The optimum gear ratio for a particular robot depends on many factors. Three primary parameters are the size of the wheels, the desired robot velocity, and the rotational speed of the motor. The following table relates these parameters in a simple way. The table assumes a desired robot velocity of 6 inches per second and a motor rotational speed of 5,000 rpm.

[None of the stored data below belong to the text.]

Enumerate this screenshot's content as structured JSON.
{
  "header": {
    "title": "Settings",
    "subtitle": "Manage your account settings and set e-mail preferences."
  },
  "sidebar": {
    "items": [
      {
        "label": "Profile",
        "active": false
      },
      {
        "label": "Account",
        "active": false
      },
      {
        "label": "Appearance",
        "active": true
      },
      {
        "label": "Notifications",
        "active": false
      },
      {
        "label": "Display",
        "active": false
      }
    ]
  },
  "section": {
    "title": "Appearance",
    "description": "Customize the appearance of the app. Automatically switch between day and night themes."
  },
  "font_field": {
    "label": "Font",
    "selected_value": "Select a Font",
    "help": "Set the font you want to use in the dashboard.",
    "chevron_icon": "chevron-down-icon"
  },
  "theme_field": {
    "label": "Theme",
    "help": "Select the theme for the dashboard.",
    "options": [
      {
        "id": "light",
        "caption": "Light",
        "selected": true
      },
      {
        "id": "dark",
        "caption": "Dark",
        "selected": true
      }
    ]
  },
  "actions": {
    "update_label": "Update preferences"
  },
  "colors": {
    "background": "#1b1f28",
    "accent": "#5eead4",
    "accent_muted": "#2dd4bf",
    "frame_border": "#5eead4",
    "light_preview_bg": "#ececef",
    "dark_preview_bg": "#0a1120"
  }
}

Wheels	Diameter, in.	Inches/rev.	Wheel rpm	Gear Ratio
Large LEGO Wheels	2.5	7.9	45.8	109
Small LEGO Wheels	1.9	6.1	59.1	85
Large Tires	1.6	5.1	70.3	71
Medium Tires	1	3.1	114	44
Monster Truck Tires	3.1	9.6	37.4	134
Cart Wheels	5	15.6	22.9	218

The third column gives the circumference of the wheel, or the inches that the robot travels per revolution of the wheel. The fourth column indicates how many revolutions per minute the wheel must turn to achieve a velocity of 1 ft/sec, and the last column indicates the gear ratio necessary to transform a motor rotational speed of 5,000 rpm to the given wheel rpm. These numbers can be scaled in an obvious way for different velocities and motor rpms. (See the Quick Link giving various motor parameters.) Remember that the motor slows down with load, and the maximum power output of a dc motor occurs at about one-half of the maximum motor speed. Paradoxically, sometimes increasing the gear ratio can actually increase the velocity of the robot, since the motor(s) will then operate at a point of more power output to overcome frictional losses and thus rotate faster. You can download an Excel spreadsheet to do these calculations for different values.

Other factors of importance include the weight of the robot, friction in the gear box and drive train, and the number of motors used to drive the robot. So experimentation, guided by these calculations is necessary.